Domingo por la mañana. Mala noche de sueño. No sé si las sábanas nuevas que andan un poco tiesas todavía tras dejar el envoltorio, no sé si los ruidos y silencios nuevos, no sé si el cansancio mismo de una mudanza que a estas horas ya va por su cuarto día. El caso es que no sé. Me levanto de la cama, ando por una casa que hemos estado acondicionando durante trece meses antes de que llegara esta primera noche en la que irse a dormir y despertarse. Busco algo de desayuno, miro los millones de libros y DVD que están repartidos por el suelo y me cercioro de que no hay nada en su sitio. Todo está por encontrarse. Como yo. Como nosotros.

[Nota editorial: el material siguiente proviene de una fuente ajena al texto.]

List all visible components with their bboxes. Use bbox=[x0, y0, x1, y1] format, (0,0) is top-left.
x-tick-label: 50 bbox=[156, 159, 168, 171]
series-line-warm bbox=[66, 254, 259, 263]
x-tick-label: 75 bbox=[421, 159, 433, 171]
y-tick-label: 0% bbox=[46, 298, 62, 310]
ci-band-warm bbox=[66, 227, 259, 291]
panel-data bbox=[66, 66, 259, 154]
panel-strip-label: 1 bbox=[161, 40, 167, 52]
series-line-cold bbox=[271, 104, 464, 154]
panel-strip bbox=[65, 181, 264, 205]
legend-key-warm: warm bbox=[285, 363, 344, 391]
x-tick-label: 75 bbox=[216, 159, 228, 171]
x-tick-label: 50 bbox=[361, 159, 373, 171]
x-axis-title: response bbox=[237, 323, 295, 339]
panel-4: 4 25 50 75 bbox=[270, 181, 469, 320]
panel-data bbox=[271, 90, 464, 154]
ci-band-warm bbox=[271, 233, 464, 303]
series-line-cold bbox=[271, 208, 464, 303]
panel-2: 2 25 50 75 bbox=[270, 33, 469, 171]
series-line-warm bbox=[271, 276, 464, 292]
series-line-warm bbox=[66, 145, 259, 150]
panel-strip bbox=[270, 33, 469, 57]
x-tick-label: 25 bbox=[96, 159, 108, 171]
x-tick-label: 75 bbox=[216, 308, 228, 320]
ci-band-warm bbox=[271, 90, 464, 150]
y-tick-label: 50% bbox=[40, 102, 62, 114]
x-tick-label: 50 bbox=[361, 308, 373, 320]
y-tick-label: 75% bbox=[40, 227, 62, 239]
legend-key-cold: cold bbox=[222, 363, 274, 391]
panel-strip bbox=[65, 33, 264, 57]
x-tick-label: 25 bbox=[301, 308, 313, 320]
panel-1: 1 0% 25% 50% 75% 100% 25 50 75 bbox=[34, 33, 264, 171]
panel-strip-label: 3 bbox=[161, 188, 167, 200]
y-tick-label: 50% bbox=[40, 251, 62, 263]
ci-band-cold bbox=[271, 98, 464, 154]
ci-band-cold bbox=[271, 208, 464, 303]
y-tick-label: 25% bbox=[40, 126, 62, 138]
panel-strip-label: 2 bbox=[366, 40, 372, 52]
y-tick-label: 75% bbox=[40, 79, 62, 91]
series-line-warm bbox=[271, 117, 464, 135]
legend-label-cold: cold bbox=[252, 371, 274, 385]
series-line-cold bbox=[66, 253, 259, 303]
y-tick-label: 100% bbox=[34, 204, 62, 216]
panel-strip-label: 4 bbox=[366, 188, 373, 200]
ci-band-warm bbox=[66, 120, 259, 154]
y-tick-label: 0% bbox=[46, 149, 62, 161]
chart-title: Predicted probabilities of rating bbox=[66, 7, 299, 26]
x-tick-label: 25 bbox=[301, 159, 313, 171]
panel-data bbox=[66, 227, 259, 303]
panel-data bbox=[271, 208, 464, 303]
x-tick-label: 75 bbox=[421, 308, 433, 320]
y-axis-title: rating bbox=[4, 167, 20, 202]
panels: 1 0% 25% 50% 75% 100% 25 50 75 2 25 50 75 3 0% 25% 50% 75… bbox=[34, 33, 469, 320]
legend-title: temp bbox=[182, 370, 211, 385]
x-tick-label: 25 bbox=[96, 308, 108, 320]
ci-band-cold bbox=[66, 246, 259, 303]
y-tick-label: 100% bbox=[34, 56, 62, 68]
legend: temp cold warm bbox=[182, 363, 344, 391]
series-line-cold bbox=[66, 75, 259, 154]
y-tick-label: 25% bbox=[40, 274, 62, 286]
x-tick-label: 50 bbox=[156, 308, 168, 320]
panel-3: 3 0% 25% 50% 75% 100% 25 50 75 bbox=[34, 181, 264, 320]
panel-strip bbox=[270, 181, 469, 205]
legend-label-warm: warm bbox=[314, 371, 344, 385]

Siento la aleta herida de los cambios. El piso nuevo, el barrio por descubrir y reconozco el corazón apretujado, contraído. Es algo muy personal, de un tiempo a esta parte me he dado cuenta de que mi punto inmaduro está en los grandes cambios y ahora que queda un tiempo largo por delante en esta casa, me vuelve el mismo sentimiento que cuando abandoné el hogar paterno hace unos meses. La independencia, esa salida necesaria en la vida, ha dado paso a otro traslado. Ahora que acababa de acostumbrarme a otro lugar, vuelven las cajas, los paquetes, el no saber dónde pusiste aquello, el a saber qué hacer con esto, el tirar lo innecesario para que no te estorbe.
Ahora que escribo esto admito que lo que me aterra es la palabra caja. Ese contenedor de apariencia sencilla encierra una multitud de significados. Las cajas que se llenan y se vacían, que llevan y que traen, que acercan y que alejan. Las cajas comunes o las compartidas. Las cajas frágiles que hay que dejar con cuidado en el suelo. Las cajas que van al trastero para ser profundamente olvidadas porque no tenemos el valor de tirarlas a la basura aunque sepamos que nunca jamás las abriremos. Todo cabe en una caja. Nuestra vida cabe en una caja. Pura verdad.
Para tranquilizarme me repito que todo volverá a su sitio, que todo acabará encontrando el lugar en el que sentirse cómodo y sentir que pertenecemos a esta casa, como podríamos pertenecer a cualquier otra y sin embargo la vida nos ha traído hasta aquí. Ante todo, me repito, todos sabemos que nuestro lugar no está delimitado por las paredes, ni por la puerta de entrada, ni siquiera por el número del portal. La realidad es que nuestro verdadero lugar ha de ser aquel en el que habita el que comparte con nosotros la etiqueta que identifica cuál es nuestro buzón.